主に読書ブログ。たまに頭からはみ出したものをメモ。

四十九日のレシピ

 

四十九日のレシピ (ポプラ文庫)

四十九日のレシピ (ポプラ文庫)

 

  妻・乙美(おとみ)は逝ってしまった。娘の百合子も旦那の浮気でボロボロになって実家に帰ってきた。地獄のような日常。そこへ金髪ガングロ娘の井本が突然やってくる。乙美からの遺言とある「レシピ」を持って。

 

 いかにもお涙頂戴という感じで、こういうのは個人的には好きではない。
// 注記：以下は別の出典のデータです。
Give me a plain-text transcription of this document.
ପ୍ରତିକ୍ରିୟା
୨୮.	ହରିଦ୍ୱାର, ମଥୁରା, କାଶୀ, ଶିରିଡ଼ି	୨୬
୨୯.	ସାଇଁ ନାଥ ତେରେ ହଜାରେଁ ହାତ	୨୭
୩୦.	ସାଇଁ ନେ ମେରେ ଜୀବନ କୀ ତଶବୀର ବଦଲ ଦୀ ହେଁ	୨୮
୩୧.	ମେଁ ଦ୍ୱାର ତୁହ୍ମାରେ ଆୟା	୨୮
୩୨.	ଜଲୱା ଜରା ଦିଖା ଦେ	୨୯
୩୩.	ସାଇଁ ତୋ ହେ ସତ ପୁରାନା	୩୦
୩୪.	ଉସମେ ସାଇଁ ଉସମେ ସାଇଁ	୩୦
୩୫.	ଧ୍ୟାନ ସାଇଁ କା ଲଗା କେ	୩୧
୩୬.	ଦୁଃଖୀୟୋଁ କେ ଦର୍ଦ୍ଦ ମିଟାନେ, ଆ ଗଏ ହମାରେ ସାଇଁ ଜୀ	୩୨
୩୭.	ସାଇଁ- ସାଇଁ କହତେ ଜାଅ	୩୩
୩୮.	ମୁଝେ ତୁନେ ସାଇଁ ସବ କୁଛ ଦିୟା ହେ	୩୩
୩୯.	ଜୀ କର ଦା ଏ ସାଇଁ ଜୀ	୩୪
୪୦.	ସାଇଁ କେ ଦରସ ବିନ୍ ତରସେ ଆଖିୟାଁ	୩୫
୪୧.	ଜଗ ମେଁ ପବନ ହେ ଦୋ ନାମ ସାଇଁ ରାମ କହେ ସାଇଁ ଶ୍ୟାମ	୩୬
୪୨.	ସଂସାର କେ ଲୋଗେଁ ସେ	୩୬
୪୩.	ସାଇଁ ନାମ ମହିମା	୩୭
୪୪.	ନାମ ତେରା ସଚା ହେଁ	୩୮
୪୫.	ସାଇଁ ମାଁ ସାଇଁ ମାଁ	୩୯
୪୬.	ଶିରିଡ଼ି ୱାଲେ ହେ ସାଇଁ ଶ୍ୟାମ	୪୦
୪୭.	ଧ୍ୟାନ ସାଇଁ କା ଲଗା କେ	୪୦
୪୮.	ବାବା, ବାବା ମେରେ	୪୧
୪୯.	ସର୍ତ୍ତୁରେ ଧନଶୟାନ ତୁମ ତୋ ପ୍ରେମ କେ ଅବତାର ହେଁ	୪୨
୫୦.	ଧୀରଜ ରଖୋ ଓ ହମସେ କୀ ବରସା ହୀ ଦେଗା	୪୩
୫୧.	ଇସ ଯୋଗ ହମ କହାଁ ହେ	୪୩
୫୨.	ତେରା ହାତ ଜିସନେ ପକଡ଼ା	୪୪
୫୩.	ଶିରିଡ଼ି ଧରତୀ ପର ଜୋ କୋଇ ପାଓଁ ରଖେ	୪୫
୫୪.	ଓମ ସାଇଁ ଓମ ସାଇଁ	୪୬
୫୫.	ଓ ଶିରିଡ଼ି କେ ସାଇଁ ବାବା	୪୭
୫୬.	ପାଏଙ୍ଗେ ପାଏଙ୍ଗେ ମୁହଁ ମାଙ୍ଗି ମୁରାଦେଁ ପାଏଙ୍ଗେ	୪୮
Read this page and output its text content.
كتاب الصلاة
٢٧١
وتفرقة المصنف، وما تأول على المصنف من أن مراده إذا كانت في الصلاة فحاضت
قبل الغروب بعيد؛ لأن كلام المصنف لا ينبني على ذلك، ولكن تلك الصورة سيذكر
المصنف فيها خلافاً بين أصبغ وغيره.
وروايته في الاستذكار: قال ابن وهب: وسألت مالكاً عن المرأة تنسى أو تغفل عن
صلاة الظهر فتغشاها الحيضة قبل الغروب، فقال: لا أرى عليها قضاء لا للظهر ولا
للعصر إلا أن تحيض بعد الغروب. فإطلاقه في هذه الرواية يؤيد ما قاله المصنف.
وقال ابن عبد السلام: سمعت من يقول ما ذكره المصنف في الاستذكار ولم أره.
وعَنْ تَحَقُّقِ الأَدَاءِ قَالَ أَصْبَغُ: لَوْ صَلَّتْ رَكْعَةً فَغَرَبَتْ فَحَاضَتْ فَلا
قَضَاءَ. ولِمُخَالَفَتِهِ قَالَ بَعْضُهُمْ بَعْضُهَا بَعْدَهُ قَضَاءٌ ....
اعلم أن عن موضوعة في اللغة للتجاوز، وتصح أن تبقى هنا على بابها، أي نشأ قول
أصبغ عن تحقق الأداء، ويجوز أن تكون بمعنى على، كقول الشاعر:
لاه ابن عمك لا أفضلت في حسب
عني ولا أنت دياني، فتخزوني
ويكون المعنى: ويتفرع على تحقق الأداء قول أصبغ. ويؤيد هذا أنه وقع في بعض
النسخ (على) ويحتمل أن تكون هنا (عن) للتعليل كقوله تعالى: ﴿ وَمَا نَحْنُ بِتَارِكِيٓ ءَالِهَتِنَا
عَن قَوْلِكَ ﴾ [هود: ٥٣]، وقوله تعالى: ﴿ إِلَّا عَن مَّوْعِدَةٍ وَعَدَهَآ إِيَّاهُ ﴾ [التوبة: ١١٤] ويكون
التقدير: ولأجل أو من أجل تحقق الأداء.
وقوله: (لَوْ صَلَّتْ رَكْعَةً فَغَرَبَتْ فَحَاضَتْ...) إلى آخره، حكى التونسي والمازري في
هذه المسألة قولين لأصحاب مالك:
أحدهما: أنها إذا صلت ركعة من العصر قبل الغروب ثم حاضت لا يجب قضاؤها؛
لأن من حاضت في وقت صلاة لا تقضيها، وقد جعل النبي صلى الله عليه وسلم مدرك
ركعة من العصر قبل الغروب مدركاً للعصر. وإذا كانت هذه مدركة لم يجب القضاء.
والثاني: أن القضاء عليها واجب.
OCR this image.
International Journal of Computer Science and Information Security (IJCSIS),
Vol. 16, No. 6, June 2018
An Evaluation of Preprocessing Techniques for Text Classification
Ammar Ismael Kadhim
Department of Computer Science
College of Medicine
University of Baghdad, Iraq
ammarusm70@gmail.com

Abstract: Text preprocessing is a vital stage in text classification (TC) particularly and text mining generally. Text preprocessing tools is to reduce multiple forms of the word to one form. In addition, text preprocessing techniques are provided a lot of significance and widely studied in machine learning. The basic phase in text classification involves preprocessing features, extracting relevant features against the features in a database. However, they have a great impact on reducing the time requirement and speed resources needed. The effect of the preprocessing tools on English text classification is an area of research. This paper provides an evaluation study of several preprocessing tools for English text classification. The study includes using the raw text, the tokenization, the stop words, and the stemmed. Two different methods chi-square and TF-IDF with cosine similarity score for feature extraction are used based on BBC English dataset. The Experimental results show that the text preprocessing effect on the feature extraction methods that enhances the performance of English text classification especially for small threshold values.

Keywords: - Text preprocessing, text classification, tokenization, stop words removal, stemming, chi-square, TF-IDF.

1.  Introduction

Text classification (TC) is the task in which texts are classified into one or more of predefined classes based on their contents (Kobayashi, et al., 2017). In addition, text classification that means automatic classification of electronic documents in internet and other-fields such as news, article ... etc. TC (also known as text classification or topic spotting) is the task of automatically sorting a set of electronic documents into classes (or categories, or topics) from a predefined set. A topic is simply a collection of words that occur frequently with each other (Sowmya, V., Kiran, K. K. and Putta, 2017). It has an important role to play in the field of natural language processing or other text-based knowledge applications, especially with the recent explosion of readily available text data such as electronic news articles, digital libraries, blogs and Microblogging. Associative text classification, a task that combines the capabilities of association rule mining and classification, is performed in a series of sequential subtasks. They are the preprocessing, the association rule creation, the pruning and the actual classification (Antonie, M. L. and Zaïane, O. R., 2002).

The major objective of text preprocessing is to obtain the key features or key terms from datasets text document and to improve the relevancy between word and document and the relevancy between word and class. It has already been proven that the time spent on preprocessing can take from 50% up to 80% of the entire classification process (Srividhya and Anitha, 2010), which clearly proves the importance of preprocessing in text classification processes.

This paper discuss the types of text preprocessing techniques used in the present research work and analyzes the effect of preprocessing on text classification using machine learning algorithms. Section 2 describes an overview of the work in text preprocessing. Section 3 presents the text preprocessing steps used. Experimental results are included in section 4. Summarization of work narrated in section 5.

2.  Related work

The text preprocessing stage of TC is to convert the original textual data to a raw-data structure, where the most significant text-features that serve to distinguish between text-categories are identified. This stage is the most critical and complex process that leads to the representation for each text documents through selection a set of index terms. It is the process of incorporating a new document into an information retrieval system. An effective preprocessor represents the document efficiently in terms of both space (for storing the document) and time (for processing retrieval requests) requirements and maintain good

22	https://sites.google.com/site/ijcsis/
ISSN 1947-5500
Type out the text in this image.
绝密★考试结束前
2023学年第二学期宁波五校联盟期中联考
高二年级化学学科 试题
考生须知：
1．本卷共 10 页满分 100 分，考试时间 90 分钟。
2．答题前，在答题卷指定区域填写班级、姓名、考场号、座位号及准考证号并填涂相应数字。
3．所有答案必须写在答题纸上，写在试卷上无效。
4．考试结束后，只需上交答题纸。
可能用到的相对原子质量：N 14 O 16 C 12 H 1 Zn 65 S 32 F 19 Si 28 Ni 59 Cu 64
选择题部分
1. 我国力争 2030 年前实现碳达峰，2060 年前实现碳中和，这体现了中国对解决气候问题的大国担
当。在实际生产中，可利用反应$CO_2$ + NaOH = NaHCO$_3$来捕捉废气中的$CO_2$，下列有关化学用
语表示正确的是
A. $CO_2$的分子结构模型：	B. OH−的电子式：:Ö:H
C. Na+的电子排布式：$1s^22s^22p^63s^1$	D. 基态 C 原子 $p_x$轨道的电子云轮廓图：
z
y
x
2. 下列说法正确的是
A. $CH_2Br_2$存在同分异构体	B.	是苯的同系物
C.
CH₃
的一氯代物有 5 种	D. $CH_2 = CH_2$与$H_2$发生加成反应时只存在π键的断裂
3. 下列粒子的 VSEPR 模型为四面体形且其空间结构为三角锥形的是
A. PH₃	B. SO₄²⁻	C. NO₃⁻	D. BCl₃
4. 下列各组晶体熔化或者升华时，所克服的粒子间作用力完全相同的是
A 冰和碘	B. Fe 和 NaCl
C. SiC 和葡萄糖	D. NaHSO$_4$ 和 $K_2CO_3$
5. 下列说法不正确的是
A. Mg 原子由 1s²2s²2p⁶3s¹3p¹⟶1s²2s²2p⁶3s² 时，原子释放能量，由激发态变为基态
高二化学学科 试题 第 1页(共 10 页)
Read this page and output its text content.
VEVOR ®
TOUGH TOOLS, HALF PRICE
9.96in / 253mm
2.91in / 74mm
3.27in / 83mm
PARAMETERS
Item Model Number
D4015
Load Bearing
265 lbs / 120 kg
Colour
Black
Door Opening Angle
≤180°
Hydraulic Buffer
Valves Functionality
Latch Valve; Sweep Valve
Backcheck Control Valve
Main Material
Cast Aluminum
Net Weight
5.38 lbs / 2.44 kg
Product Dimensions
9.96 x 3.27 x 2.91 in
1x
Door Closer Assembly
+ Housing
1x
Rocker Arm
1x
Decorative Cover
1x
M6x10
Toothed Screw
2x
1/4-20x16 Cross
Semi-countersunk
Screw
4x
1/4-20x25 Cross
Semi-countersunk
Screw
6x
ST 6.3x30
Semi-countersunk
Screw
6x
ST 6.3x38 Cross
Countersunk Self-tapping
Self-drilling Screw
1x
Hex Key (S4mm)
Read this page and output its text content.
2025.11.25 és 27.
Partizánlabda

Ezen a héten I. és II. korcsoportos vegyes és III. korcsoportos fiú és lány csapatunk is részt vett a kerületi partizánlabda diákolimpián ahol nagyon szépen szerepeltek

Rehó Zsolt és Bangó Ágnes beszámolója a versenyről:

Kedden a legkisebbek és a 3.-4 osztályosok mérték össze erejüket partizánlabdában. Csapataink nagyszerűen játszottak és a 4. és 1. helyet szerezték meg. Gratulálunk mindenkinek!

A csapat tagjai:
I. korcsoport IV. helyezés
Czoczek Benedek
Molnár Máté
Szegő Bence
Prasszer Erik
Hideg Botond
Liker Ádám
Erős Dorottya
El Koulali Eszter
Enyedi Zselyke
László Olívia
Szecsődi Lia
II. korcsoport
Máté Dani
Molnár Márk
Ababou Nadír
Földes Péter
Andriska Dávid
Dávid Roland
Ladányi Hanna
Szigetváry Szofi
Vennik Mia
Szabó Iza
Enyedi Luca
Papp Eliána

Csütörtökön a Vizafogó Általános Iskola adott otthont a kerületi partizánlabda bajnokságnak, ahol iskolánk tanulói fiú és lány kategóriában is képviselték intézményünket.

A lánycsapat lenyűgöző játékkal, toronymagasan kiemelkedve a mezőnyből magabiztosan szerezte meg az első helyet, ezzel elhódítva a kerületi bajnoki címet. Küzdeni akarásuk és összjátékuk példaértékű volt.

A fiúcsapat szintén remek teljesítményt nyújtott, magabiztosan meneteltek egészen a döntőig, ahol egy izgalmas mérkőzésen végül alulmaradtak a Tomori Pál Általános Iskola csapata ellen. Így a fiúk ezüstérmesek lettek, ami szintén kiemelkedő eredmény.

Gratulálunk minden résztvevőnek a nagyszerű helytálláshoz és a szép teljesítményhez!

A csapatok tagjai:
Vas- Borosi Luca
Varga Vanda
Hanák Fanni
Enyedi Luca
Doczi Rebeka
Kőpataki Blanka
故人が聖人君子たる人物で、その所業が回り回って残された人々にも力を与える。ああ、奇跡の連続に読者は涙するのだ。これこそ人間関係の奇跡であると。

 

 別に悪い作品でないとおもうが、何番煎じともわからないぐらい使い古された物語の再利用であることは間違いないだろう。ただ、個人的にはそのまとまりの良さ。特に終盤の風呂敷のたたみ方はとても気に入った。決して大げさなことはなく、気をてらうこと無く、「きれい」に風呂敷を畳んでいる。そこに力みはなく、あるべき形に物語が収まったと感じられる。「そんなの当たり前じゃん?」と思うところだが、物語をきれいに畳むのはとてもむずかしい。あちらをたてればこちらがたたず。理想の形は厳密に定められていて、1箇所がずれるとあちらこちらに別のずれが生じてしまう。だから、この構成力は素晴らしいものだ。

 

 物語のおもしろさを教えてくれる一冊。中2ぐらいの女の子におすすめしたい。